" . . . Last year was all elbows and a boy."
---J. V. Cunningham, "Arms And The Man"
[for C-Wave]
Consider the private beach at Venice,
where Tadzio and Jaschu often walked
at dusk, holding hands and pausing, often,
to exchange slow, wet kisses. They were clad
in the formal dress suits required, at that
time by polite society's rules for
dinner at the Hotel, they had left their
shoes in their room (and none of the stuffed shirts
in their families bothered to notice.
The sand was so finely pulverized that
the sheer socks that sheathed their did not
sustain even the least damage (like snags
or runs), leaving the most delightful and
coy footprints in which their toes' cleavage
was scarcely (if at all) visible.

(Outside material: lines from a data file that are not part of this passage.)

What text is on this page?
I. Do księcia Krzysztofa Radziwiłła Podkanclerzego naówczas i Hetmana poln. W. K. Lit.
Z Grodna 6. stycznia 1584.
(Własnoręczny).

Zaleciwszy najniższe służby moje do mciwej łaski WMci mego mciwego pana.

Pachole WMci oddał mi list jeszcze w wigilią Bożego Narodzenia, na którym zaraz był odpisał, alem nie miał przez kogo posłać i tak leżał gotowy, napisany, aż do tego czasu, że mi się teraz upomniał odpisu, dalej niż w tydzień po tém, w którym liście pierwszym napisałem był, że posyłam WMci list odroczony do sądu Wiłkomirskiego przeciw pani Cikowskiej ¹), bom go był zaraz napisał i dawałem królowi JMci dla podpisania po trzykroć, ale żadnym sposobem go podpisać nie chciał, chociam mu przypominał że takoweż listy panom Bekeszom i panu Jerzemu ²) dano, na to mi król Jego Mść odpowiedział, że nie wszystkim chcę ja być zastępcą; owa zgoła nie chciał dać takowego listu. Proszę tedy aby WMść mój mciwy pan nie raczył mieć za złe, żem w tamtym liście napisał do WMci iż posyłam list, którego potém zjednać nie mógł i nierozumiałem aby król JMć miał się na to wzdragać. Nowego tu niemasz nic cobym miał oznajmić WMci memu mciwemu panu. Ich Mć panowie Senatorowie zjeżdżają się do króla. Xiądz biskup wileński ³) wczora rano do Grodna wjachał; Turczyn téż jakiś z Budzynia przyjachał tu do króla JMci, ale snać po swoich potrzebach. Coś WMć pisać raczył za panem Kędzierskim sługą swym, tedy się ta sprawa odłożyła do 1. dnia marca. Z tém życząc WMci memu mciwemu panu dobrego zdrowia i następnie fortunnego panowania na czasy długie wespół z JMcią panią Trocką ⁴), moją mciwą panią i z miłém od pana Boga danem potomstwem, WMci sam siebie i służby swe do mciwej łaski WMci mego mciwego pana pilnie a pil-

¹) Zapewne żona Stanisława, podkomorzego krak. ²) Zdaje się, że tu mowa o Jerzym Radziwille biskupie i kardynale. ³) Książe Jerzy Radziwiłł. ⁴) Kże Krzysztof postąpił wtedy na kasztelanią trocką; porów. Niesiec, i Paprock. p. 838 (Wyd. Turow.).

They
also enjoyed the experimental
use of a certain room, safely sheltered
from the haters' and thugs' judgmental stares;
provided to Jaschu and Tadzio
by sympathetic wait-staff, a private
place in which to "get naked" (as we say
on the c.b.), to engorge, and soon to
reach pleasurable climax with surges
of glistening sweetstuff that they released
upon or into each other. And this
leads me to think of you, gorgeous C-Wave:
I imagine you on that same shore line,
casually walking---shoeless and shirtless,
clad in distressed denim bell-bottoms and,
beneath them, the sheerest tan pantyhose.
Coerulescens
A Vision Woven from Sand and Light
My critique traces how the poem moves like a tide between memory, myth, and desire, lingering on the Venice shoreline where imagery becomes almost luminous. Its interwoven echoes of Death in Venice deepen the sense of longing and forbidden beauty, while the poem’s voice shifts from distant tableau to intimate address with a kind of whispered urgency.
Evocative setting. The Venice beach imagery—formal dress, fine sand, dusk light—creates a vivid, almost filmic backdrop that anchors the poem’s mood.
Intertextual resonance. Referencing Death in Venice through Tadzio and the setting adds emotional and symbolic weight, inviting the reader to consider themes of longing, beauty, and transgression.
Distinct narrative voice. The shift from historical vignette to direct address gives the poem a conversational, confessional tone that feels intentional and personal.
Attention to detail. Descriptions of clothing, texture, and environment show a careful eye and help build a tactile world.
The attention to texture—sand, fabric, light—creates a world that feels both tactile and dreamlike, and your reading draws out how these details shape the poem’s emotional undercurrent. In gathering these elements, the commentary reveals a piece that lives in the tension between reverence, sensuality, and the shimmer of imagined connection.
I am gratefully overwhelmed
I am gratefully overwhelmed by your critique, and the very distinguished style and tone of your words.